4. Creatine and Raisins:

          The importance of creatine in the diet is to speed up the recovery process after the workout and to improve strength and muscle mass. And as the workout acidify the muscles and other tissues, you need to offset this acidity to properly build muscles. For this reason, alkaline foods like raisins are used to balance the acid level.

          The amount of creatine and raisins require to consume is very low. You should take only 3-4 grams of creatine and 1/3 cup of raisins daily after your workout for building your muscles.

When to eat:

          Eating what you need daily at once is not all beneficial for bodybuilding. There is a connection between your natural biorhythms and building body other than the foods you eat. Every after five to six hours, you will get hungry. So, you need a proper time schedule if you want to build your body.

          The schedule must contain the right timing and amount of food require to consume. You also have to divide the foods you need every day in such a way as foods for the meal, pre-workout diet and post-workout diet.

Drink plenty of water:

          Drinking plenty of water is vital for building muscles.
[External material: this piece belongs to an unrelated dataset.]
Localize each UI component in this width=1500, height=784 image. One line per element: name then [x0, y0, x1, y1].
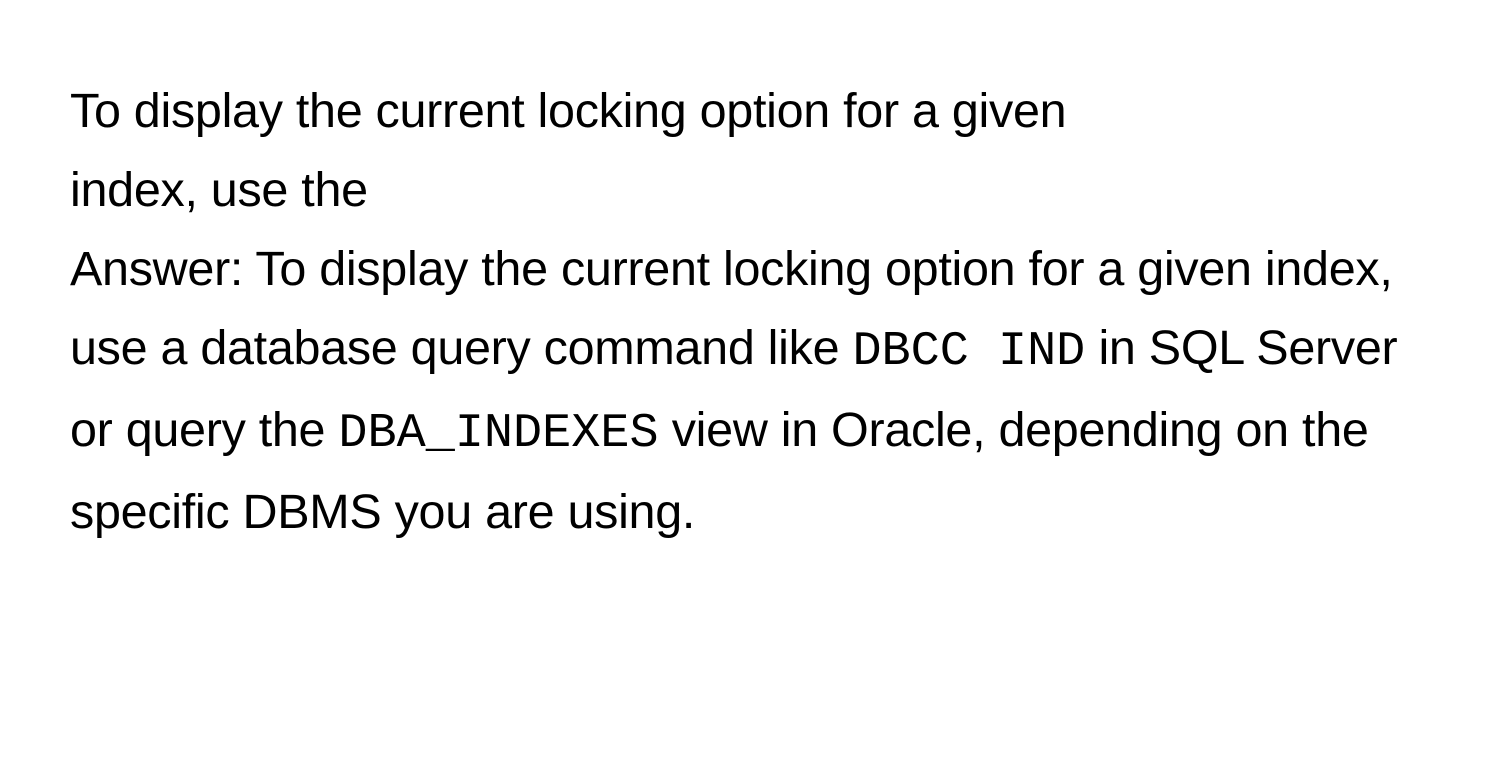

As you workout, you will lose a large amount of water from your body. Drinking water will keep you hydrate all day long and also help in cleansing your body organ. As a result, the overall body function will optimize and will definitely help in building the body.

          Make sure to drink about 3-4 litres of water daily to effectively build your muscle. Overdrinkingking of water is also not helpful because most of the micro-nutrient that is important for building your muscles will dissolve in it and will flush away from the body.

What not to eat or drink:

          Always try to avoid possessed foods and high sugar foods and don’t drink fluids that contain soda because these items can bring you a negative result while building your muscles.